Edward is installed in his own household at Ludlow Castle. His maternal uncle Anthony Woodville, the Earl Rivers, is appointed his Governor; Lord Richard Grey, Edward’s half-brother is his Treasurer, and Thomas Vaughan remains his Chamberlain.
Edward begins his formal education, under the strict guidance of rules laid down by his father King Edward IV.
On August 17, Edward’s younger brother Richard, the Duke of York, is born in Shrewsbury.
April 28, 1474
Three-year old Edward visits Coventry for the first time, probably in the company of his mother, and is treated to welcoming gifts and an elaborate pageant in his honor.
Four-year old Edward is brought to London to serve as nominal head of the government while his Father Edward IV and the men of the realm go to the Continent to campaign against the French. Queen Elizabeth Woodville is made Regent in the King’s absence.
November 9, 1477
Edward, the Prince of Wales, hosts a banquet at Westminster. The lords present pay homage to the young prince.
November 18, 1477
Anthony Woodville’s book, “The Sayings of Philosophers,” is published by William Caxton. It is the first book printed in England. Anthony formally presents the book to Edward IV, Queen Elizabeth Woodville, and Edward, Prince of Wales.
January 15, 1478
Four-year old Richard, Duke of York, is married to five-year old Anne Mowbray, daughter of the Duke of Norfolk. His brother and sisters are present at the wedding.
Edward IV and Edward visit Sandwich to view the royal fleet. They stop at Canterbury Cathedral.
May 23, 1482
Edward is chief mourner at his 14-year old sister Mary’s funeral.
Edward joins his family at Westminster for the holidays.
April 9, 1483
Edward IV dies in London.
April 11, 1483
Edward is proclaimed Edward V in London.
April 24, 1483
Edward leaves Ludlow Castle with his household officers and a 2,000-man escort to go to London.
April 30, 1483
Edward is intercepted by his paternal uncle Richard, the Duke of Gloucester, and by his uncle through marriage, Henry Stafford, the Duke of Buckingham. The Dukes capture Edward and arrest his household officers.
May 4, 1483
Edward V enters London, escorted by Richard and Buckingham and their men. The Mayor of London, the Aldermen, and 500 leading citizens dressed in velvet greet him. He is entertained at a banquet held in his honor at Hornsby Park.

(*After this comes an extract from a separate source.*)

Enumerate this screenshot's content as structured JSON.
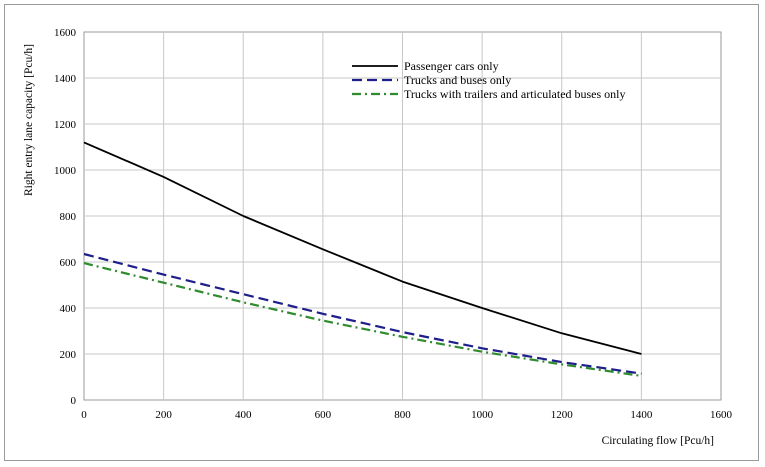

Edward V is lodged in the royal apartments of the Tower of London.
June 13, 1483
William Hastings, the Chamberlain and best friend of Edward IV and the greatest supporter of Edward V, is ambushed and executed in the Tower of London.
These other supporters of Edward V are arrested: Thomas Stanley; Thomas Rotherham, the Bishop of York; John Morton, the Bishop of Ely; Oliver King, secretary to Edward V and former secretary to Edward IV; Jane Shore, beloved mistress of Edward IV; and John Forster.
June 16, 1483
Richard, the 9-year old Duke of York, is forced from the Sanctuary of Westminster Abbey and is taken to join his elder brother in the Tower of London.
June 22, 1483
Edward V’s coronation day is postponed as Richard’s and Buckingham’s mouthpieces advance allegations that he is illegitimate and unable to inherit the throne.
June 25, 1483
Edward V is formally deposed. His household officers are executed at Pontefract Castle.
June 26, 1483
Richard assumes the kingship as Richard III.
July 6, 1483
Richard III is crowned in London.
Edward and his brother Richard are withdrawn to more secure confinement within the Tower of London. Their attendants are dismissed.
Edward V and his brother Richard are most likely assassinated in the Tower of London. There is no further record of them.